Da mesma forma, é perfeitamente possível ter uma polícia mais tolerante e preventiva. Uma polícia que informe, dialogue e que não “esculache” – para usar a expressão de Lenin Pires, antropólogo que estuda economia informal.
De outro lado, na busca de um sistema mais equilibrado, precisamos avançar na discussão do que interessa: na taxação dos ricos e na fiscalização de suas fortunas.
Nós vivemos num mundo que – como recentemente analisou Keith Hart, que cunhou o conceito de setor informal nos anos 1970 – a informalidade tomou conta do mundo no século 21 e se legitima sob o guarda chuva da flexibilização do trabalho e do capital.
Mas essa legitimação da informalidade não vale para todos. Só para os ricos.

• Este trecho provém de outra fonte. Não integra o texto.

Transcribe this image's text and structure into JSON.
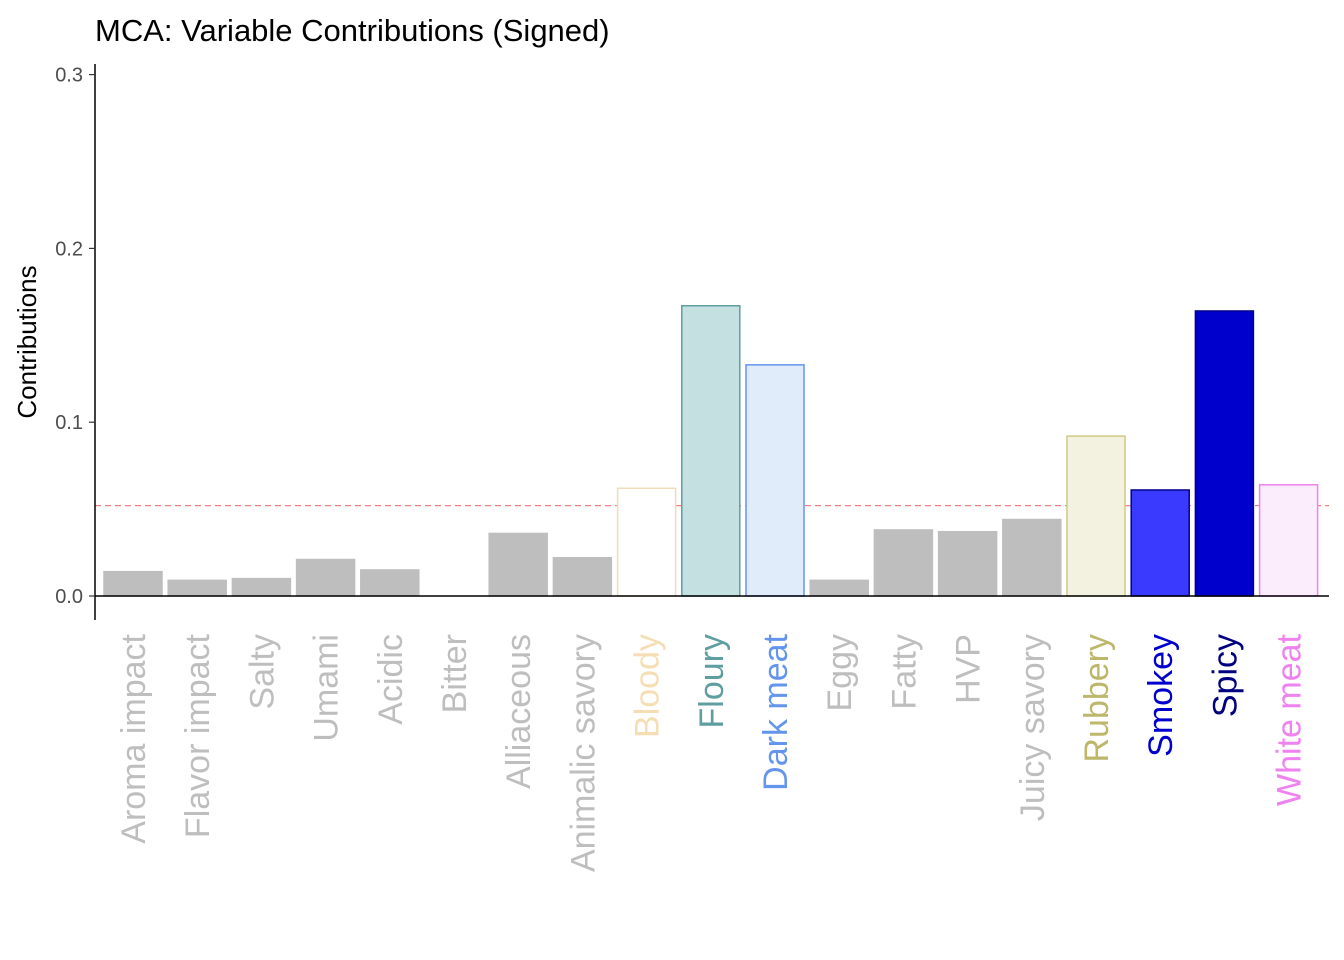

Eu ainda tenho clara em minha memória a cena do camelô Carlos Braga, que morreu nas ruas de São Paulo em 2014 com um tiro na cabeça de um policial militar. Sangue frio. Não houve confronto. Ele apenas tentava defender o seu colega.
Diversos vídeos mostram claramente que ele morreu gritando “deixem ele trabalhar”. Os policias foram absolvidos e o caso nunca virou notícia de grande repercussão. Afinal, é apenas um marginal morto. Quiçá, um bandido a menos nas nossas costas.
Tudo é mais fácil quando temos um inimigo, uma história pronta na cabeça que nos autorize a acreditar na safadeza alheia. Tudo é mais complicado, mas infinitamente mais recompensador, quando optamos pelo caminho mais difícil, da escuta e da compreensão histórica.
Desenvolvimento só existe quando as pessoas trabalham. Desenvolvimento só será viabilizado por meio do entendimento de que os criminosos não são aqueles que vendem “dez pilha a um real”, mas os que, de terno e gravata, assinam contratos obscuros e fraudam licitações.
Formalizar, incluir, legitimar o trabalho daqueles que querem trabalhar é uma tarefa urgente e necessária, mas que está ainda muito longe de nossos horizontes, de nossa cultura legal e de nosso julgamento de sofá.
Não há desenvolvimento social, e nunca haverá, enquanto tratarmos a nossa classe trabalhadora– aquela mesma que segura o país do colapso durante as crises econômicas – como o nossa principal inimiga. Nossos inimigos são outros. E eles estão no poder.